Mbete made the call in her political report to the conference, the start of which has been delayed due to the process of registering delegates, saying that the ANC had been struggling with factionalism in all its structures since its conference in Polokwane in 2007.

The opening address by ANC secretary general Fikile Mbalula, scheduled to take place on Friday night, had to be moved until Saturday morning to allow for delegations which had not yet been registered to do so.

Like the ANC mother body and the ANCYL, the ANCWL has faced serious challenges ahead of the elective conference, called to replace a leadership, headed by Bathabile Dlamini, whose term of office has expired.

Mbete, who has headed the national task team mandated with preparing the ANCWL for the conference, said that the league had also been intensely impacted by the internal battles between factions in the main party.

“The post-Polokwane intensely factional environment had had a very negative effect to all structures of the movement at all levels,” Mbete said.

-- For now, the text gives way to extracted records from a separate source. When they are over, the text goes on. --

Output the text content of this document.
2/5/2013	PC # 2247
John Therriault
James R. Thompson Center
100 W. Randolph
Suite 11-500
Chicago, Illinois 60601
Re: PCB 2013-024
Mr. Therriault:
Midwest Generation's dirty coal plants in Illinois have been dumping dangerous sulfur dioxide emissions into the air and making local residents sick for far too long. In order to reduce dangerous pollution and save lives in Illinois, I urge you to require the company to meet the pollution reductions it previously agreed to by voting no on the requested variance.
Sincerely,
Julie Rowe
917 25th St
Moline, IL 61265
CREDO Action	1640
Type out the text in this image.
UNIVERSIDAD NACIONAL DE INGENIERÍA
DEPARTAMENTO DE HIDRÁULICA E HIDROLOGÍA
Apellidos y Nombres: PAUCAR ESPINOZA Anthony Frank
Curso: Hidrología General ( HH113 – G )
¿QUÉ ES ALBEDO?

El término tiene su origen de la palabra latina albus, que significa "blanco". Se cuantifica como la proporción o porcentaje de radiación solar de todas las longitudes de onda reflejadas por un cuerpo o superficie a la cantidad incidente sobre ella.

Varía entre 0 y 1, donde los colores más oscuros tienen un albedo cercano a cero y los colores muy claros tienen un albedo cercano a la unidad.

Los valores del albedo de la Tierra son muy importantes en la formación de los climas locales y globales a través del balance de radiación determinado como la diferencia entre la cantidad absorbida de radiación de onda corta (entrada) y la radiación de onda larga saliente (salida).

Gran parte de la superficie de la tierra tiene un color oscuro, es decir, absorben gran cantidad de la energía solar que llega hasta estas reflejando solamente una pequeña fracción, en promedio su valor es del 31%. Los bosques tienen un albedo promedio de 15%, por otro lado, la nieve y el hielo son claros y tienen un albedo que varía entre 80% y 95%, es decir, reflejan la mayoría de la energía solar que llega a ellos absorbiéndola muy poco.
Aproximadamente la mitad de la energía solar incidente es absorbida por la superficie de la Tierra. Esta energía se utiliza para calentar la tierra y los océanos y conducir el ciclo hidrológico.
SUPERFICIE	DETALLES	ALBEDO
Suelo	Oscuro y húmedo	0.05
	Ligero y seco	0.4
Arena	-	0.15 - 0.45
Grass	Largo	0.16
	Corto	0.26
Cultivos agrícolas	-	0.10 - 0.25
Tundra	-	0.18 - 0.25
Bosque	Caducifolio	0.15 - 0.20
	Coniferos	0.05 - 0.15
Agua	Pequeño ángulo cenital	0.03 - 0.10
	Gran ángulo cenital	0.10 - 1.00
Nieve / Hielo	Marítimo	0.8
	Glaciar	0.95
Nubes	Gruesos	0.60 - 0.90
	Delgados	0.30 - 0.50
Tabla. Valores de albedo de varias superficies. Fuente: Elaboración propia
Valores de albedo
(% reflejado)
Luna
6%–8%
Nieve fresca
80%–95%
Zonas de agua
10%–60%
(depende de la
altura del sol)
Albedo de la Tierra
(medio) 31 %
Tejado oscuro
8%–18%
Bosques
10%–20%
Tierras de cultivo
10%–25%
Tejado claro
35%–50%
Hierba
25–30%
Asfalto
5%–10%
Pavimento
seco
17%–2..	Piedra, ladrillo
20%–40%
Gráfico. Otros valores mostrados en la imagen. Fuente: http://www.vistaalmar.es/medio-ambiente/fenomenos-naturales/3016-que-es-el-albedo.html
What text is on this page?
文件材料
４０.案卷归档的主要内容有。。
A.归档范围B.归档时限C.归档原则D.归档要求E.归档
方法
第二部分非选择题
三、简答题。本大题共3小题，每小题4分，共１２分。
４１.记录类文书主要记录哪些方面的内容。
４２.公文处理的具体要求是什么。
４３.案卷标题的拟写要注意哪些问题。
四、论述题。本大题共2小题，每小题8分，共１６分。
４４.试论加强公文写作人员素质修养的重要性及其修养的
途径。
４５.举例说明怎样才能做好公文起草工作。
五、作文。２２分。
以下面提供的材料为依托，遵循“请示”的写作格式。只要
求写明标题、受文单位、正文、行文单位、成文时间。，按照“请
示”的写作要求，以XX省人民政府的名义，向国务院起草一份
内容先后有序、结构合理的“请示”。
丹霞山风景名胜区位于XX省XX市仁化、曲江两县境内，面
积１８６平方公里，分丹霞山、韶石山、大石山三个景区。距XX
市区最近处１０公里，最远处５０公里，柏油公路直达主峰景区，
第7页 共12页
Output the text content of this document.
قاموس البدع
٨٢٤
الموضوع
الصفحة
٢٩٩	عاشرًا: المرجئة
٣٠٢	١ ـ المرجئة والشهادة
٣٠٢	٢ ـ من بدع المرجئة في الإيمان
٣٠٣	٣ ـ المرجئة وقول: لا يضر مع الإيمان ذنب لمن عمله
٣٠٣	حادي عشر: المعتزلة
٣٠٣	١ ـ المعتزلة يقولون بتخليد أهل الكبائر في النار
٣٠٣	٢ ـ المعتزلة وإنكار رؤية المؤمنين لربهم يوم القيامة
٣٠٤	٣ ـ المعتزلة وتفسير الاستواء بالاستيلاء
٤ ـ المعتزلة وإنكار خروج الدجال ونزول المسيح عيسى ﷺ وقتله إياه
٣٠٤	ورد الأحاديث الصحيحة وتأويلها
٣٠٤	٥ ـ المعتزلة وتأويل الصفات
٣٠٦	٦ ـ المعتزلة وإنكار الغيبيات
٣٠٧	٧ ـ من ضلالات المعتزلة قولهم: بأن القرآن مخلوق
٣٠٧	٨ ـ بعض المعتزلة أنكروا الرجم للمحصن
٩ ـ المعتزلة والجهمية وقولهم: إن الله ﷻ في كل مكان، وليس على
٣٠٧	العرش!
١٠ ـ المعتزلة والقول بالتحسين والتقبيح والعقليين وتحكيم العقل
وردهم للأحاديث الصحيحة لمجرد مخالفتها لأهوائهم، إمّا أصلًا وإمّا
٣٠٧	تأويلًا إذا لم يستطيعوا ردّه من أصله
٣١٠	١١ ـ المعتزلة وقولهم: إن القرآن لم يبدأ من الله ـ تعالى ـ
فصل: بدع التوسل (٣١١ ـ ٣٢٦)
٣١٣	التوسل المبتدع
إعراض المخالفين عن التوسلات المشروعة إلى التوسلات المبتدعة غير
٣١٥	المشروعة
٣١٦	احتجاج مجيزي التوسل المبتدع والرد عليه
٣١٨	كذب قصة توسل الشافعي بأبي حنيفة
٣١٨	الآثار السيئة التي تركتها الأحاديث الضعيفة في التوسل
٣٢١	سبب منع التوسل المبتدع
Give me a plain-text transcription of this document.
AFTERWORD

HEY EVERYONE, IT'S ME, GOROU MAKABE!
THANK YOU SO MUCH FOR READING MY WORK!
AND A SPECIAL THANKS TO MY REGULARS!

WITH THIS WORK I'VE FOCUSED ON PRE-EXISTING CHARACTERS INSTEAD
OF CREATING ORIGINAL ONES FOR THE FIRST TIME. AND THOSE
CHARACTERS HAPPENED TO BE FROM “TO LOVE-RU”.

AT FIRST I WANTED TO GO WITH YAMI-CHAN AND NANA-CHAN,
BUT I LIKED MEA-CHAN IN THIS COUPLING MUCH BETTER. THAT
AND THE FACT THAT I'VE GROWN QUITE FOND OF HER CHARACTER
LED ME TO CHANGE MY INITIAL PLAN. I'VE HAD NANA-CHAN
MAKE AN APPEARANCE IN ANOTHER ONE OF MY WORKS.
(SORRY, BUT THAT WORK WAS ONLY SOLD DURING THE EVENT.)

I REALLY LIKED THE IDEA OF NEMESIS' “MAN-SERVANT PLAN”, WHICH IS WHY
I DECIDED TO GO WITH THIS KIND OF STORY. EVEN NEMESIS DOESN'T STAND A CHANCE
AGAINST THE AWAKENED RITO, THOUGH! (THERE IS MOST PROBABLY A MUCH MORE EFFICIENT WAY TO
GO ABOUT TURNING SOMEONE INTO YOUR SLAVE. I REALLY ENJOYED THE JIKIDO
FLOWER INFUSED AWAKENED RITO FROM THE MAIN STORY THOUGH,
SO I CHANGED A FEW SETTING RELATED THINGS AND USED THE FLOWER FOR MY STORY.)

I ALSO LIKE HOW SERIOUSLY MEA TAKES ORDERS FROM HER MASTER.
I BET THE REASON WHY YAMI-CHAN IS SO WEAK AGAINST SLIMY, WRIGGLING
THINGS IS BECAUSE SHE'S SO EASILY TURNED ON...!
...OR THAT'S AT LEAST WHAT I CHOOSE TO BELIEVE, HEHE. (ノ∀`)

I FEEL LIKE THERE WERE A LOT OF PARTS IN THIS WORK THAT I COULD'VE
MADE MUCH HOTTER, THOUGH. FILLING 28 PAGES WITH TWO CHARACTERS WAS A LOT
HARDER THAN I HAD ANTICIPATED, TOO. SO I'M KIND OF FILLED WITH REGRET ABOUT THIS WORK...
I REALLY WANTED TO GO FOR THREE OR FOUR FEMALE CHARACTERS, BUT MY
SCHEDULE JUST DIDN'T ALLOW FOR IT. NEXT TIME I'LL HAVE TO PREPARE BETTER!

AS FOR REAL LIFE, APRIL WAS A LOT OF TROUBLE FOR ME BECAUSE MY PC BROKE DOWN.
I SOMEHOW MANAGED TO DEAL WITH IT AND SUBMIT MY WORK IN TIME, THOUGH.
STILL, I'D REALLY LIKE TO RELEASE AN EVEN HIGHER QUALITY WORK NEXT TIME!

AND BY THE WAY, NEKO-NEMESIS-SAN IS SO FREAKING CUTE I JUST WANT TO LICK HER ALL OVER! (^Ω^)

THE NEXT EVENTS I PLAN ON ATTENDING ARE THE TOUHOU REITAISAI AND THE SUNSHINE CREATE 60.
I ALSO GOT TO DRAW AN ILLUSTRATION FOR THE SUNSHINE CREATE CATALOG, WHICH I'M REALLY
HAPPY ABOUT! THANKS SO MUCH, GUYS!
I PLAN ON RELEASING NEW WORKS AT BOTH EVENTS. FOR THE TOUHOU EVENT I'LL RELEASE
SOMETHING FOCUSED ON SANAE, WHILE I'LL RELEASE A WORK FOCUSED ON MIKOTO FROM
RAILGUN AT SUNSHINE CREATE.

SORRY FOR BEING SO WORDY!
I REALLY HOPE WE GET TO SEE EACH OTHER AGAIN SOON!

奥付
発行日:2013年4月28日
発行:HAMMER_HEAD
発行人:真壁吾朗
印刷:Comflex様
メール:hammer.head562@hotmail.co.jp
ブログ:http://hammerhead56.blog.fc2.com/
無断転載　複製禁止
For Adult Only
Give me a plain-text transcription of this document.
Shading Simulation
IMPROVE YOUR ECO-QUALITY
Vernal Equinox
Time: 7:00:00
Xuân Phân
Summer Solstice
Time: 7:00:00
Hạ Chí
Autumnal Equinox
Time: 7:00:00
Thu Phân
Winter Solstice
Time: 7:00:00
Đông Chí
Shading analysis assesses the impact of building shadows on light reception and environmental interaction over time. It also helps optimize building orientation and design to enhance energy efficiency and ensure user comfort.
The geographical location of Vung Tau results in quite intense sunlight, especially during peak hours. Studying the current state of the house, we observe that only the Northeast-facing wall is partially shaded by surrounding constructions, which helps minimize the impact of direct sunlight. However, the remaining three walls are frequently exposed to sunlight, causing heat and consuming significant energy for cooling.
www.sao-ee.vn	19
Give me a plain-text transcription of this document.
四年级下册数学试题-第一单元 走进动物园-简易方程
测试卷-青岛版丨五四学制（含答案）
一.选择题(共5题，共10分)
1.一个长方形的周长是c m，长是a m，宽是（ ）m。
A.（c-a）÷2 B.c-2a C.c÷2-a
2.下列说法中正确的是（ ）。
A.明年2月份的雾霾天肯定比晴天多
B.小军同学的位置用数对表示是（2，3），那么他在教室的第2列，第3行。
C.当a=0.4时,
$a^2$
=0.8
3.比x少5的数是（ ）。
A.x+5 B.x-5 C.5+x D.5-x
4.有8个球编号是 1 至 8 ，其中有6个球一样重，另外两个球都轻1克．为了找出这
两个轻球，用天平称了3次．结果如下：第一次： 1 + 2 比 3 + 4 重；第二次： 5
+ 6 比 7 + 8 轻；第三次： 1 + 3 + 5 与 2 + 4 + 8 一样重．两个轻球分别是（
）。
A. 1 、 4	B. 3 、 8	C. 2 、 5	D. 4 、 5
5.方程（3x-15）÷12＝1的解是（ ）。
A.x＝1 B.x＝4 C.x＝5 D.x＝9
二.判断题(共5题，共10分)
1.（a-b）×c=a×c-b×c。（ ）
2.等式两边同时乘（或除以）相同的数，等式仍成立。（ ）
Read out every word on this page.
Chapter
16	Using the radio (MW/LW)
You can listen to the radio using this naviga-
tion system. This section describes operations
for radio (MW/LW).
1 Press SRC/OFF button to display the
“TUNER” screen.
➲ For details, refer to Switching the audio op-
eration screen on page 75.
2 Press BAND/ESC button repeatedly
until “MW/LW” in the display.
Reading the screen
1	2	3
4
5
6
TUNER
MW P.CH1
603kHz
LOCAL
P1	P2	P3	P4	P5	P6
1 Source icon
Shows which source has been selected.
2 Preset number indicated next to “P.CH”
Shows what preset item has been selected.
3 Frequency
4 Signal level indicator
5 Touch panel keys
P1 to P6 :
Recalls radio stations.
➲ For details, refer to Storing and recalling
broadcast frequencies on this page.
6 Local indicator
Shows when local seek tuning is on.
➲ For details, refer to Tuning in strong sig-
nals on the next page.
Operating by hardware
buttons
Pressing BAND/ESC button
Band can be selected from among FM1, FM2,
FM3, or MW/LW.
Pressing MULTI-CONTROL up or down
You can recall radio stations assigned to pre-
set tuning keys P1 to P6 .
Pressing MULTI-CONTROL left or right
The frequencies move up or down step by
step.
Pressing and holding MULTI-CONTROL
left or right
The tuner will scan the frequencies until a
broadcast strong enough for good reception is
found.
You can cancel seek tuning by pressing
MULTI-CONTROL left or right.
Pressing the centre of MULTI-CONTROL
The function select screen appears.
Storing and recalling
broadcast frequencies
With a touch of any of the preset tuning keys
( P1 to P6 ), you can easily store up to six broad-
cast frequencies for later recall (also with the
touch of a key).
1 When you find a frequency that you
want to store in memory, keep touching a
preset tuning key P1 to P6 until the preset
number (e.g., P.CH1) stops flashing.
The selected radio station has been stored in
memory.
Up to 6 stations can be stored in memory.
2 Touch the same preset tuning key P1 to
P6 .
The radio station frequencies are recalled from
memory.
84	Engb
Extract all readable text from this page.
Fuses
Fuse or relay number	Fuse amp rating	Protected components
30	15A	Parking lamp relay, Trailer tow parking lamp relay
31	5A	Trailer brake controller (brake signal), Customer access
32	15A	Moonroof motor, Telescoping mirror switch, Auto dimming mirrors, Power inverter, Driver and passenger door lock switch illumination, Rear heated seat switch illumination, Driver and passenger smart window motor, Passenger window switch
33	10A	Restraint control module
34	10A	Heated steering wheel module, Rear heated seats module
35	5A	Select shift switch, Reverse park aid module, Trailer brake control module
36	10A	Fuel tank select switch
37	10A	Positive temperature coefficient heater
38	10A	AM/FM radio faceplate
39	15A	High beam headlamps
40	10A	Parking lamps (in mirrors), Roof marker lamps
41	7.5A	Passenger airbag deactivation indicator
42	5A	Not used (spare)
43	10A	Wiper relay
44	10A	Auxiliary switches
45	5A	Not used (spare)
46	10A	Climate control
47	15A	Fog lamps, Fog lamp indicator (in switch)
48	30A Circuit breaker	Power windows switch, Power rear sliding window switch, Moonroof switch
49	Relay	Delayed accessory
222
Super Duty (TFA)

“The women were also affected as they are part of the movement and all its formations throughout. It is a fact that when history is captured it will show how exactly and how much we reflected this contamination as women,” Mbete said.

Three candidates – current president Dlamini, Sisi Tolashe, who was nominated by the ANCWL structures ahead of the province, and Thembeka Mchunu, the former mayor of Umhlathuze – are expected to contest the league’s top post.

Mbete said the ANCWL needed to re-establish itself at community level, working with local structures, from youth to retirees, on campaigns which were socially beneficial and which would re-ignite its relationship with women in society.

Education programmes about the league and its work needed to be rooted at local level, and should move away from the current format of being celebrity-driven, high cost events.

“My firm proposal is that the location of such sustained education must be a priority for the young women’s desk as it will need the energy and focus. For it to be effective it must be based on easily accessible human resources available in our communities – not to go out and create costs of flying or transporting personalities or experts from far,” Mbete said.

Social programmes needed to be de-politicised – and kept out of the political battles inside the party and with the ANC’s rivals.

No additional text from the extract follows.